If you or someone you love has asked for a four-legged present this year for Christmas, think twice. Before you decide, read this. If you really want a pooch, wait until January or February, when rescue organizations will be overloaded.

And as it is the season of giving, make a donation to a group that helps save or rehome animals, such as your local SPCA or other rescue group. If you are stumped for who to give your pennies to, go here and light a candle.

And to the person at the mall who yesterday told me it was very weird that we get our dog Christmas presents – kiss my ass.
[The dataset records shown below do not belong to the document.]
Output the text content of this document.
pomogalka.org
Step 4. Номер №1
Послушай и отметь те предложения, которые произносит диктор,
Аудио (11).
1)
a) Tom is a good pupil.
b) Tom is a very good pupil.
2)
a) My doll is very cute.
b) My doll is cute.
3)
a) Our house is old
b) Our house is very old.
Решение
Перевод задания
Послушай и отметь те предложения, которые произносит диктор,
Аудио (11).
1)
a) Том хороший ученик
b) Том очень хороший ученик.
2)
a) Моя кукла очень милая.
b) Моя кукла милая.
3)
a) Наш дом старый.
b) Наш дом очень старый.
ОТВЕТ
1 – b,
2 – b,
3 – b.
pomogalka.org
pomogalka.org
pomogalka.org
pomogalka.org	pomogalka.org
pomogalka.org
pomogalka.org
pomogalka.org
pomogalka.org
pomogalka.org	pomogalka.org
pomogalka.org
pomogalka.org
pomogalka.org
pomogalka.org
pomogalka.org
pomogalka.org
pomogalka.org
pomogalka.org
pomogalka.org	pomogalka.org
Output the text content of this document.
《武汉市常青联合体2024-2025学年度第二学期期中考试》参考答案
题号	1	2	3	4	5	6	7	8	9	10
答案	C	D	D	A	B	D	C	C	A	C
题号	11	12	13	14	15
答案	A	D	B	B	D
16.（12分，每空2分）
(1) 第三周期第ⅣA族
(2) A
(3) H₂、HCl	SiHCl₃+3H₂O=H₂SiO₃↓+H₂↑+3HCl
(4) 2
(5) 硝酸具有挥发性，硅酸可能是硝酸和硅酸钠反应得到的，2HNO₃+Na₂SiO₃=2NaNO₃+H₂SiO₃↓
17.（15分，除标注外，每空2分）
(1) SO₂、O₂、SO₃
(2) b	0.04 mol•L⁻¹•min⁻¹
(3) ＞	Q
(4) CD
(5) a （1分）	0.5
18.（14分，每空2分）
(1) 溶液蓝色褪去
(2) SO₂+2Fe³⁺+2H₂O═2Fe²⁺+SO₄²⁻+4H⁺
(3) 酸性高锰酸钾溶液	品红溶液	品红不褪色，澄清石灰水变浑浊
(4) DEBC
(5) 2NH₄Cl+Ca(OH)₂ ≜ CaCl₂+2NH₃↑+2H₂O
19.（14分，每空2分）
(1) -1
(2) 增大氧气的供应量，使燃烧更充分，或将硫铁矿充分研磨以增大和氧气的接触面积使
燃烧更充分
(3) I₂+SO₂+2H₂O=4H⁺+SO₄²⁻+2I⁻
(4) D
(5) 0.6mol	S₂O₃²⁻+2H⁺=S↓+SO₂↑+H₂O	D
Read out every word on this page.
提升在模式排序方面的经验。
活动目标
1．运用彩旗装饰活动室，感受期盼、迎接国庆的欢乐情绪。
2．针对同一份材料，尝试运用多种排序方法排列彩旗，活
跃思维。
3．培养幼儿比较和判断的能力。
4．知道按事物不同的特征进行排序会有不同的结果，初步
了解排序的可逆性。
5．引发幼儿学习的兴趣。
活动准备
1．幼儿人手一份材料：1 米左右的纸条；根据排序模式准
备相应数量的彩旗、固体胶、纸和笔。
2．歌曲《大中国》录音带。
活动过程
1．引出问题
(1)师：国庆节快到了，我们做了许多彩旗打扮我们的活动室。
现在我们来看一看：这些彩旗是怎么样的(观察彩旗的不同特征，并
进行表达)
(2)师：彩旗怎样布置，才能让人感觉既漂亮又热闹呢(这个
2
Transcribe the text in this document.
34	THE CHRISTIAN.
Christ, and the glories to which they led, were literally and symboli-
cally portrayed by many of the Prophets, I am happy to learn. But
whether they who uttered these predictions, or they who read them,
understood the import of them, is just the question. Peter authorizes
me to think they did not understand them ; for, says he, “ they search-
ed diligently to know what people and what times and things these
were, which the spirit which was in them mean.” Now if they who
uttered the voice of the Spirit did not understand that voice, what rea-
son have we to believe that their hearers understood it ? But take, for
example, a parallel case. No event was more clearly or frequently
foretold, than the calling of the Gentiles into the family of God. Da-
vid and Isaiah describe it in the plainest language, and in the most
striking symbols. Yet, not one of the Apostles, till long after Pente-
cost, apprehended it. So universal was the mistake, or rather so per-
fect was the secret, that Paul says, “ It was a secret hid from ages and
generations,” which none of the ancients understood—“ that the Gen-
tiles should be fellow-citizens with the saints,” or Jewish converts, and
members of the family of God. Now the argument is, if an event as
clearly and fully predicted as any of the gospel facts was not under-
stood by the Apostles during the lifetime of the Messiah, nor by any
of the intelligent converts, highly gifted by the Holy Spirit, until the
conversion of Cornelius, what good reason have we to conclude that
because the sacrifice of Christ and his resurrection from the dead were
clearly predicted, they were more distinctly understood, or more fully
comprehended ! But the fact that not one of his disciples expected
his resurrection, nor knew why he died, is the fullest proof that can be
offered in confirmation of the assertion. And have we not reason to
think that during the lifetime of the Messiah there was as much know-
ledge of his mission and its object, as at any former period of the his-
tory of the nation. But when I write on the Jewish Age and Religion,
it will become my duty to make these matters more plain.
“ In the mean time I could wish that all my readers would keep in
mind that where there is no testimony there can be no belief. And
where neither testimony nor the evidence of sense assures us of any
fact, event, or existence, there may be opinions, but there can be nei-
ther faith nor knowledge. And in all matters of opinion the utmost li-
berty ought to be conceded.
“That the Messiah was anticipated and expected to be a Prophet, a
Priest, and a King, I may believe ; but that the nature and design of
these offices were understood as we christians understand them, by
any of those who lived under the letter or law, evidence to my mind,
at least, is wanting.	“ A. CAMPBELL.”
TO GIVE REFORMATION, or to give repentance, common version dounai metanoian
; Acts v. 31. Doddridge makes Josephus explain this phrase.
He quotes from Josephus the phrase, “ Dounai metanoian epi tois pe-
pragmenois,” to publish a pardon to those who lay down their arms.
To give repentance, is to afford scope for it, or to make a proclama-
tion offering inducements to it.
I’m telling Santa on you.





All I want for Christmas is a secret plan to fight inflation…

15 12 2005

Or the elimination of the penny.





And the law school gives us unlimited free booze before football games

3 12 2005

Crap.

I know my brain is made of mush, but I don’t seem to recall the “tired”excuse clause in any of my class syllabi at UR.

No matter how hung-over, tired, or stressed out I may have been, I had to turn my work in on time or suffer the consequences.

If I wrote a shitty paper because I was “tired”, I got a shitty grade. That was what I deserved. I couldn’t go up to my professor a few days later and explain that I was tired. No way in hell could I say, “Hey, professor, you clearly did not understand what I meant in my paper; where’s my higher grade?” I had to deal with the results of my choices during college and paid a lot of tuition for that privilege.

There is no chance of any “bright minds” developing at Richmond when the purported leader of the school sets a standard of making excuses for his questionable decisions and subsequently fails to accept the ramifications of his dumb-ass comments.

Apologies aren’t enough for me. I want some elitist heads to roll, and maybe then, my disgust will abate.

This Spider household will only be supporting the law school for as long as Dr. Cooper is around. It’s a shame too, because even though we have unmoldable minds made of mush, we make the big bucks.